I am a CS student, so please bear with me if what I say sounds too ridiculous. It definitely does so to me, that is why I am here in search of an answer. I read how strings are hashed in Java, and then I took a look at the ASCII table. The letters "d" and "n" hash to 100 and 110 respectively. Now if I were to create a brand new hashmap in Java, by default it has 10 buckets. So even though the hashcodes are unique, mod 10 they are both 0. This leads to a collision. Having collision on 1 character strings just doesn't sit well with me, so is the process I described correct? Thanks in advance.

Answer 1

What you described is probably correct, both would fall on the same bucket due to the pigeonhole principle, which basically means that if you have more items than holes to put them on, two or more will end up on the same hole. In this case, considering only the 95 printable ASCII characters, the principle states that there would be at least 10 in each hole (not considering the actual values, only the amount of them).

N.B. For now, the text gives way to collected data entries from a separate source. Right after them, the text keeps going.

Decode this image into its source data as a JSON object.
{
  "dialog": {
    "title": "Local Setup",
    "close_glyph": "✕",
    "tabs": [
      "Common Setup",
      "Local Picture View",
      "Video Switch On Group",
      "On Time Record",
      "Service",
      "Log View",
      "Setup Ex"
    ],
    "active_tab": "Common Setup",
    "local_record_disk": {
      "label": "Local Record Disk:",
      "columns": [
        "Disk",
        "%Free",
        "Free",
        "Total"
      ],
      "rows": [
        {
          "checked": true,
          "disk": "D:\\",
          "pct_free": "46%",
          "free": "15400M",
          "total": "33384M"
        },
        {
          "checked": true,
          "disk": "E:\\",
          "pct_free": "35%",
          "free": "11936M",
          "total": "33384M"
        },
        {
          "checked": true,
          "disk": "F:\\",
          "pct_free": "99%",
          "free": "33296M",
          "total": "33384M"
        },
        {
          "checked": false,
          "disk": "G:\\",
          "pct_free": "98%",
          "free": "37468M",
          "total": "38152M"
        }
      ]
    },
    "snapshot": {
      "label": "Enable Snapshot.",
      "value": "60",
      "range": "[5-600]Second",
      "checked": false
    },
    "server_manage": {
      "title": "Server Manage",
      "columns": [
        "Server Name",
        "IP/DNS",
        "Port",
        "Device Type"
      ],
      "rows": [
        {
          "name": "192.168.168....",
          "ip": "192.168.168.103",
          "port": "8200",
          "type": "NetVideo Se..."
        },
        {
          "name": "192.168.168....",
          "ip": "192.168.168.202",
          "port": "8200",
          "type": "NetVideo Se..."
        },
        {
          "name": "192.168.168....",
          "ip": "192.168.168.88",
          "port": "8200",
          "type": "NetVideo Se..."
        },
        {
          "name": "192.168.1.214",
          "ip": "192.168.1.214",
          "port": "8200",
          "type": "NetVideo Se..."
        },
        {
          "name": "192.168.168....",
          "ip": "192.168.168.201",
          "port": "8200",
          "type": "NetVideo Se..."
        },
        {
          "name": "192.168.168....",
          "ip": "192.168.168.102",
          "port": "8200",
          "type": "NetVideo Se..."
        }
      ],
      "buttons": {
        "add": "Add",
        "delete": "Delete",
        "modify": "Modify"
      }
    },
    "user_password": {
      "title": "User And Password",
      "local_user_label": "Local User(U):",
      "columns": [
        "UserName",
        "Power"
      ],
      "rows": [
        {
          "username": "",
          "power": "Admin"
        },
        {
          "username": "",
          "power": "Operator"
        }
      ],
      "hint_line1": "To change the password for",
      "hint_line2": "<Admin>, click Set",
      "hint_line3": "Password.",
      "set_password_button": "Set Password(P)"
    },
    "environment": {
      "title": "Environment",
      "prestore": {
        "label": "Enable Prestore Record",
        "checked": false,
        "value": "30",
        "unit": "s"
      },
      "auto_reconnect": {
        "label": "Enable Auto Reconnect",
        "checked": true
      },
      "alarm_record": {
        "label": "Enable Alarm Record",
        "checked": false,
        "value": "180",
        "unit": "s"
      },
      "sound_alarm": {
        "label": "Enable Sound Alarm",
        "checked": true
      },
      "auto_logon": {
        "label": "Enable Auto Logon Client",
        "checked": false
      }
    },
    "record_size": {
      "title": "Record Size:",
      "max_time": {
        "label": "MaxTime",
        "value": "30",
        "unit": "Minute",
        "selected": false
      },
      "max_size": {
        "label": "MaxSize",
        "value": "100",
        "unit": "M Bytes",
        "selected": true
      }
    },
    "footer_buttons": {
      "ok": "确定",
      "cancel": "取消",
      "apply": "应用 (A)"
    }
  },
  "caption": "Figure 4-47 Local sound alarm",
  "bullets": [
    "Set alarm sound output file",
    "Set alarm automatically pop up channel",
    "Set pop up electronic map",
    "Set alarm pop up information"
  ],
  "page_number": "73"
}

However, shazin's answer is also correct in that the hash values are not actually used as the identity for the values in a map, instead they are used to find the bucket in which the kay/value pair belongs, and then values in the bucket are checked for equality with their equals() method (or with ==, if using IdentityHashMap.)

Answer 2

Hash is actually used in Hash based collections as an index or grouping mechanism. Hash is not used as an actual reference. Hash used to find the bucket in which the element may contain first.

As you said d and n can be contained in the same bucket but after that the actual value in this case d and n can be used to refer the actual object. Since Hashmaps don't allow duplicate keys you can be sure that there will always be one d and one n.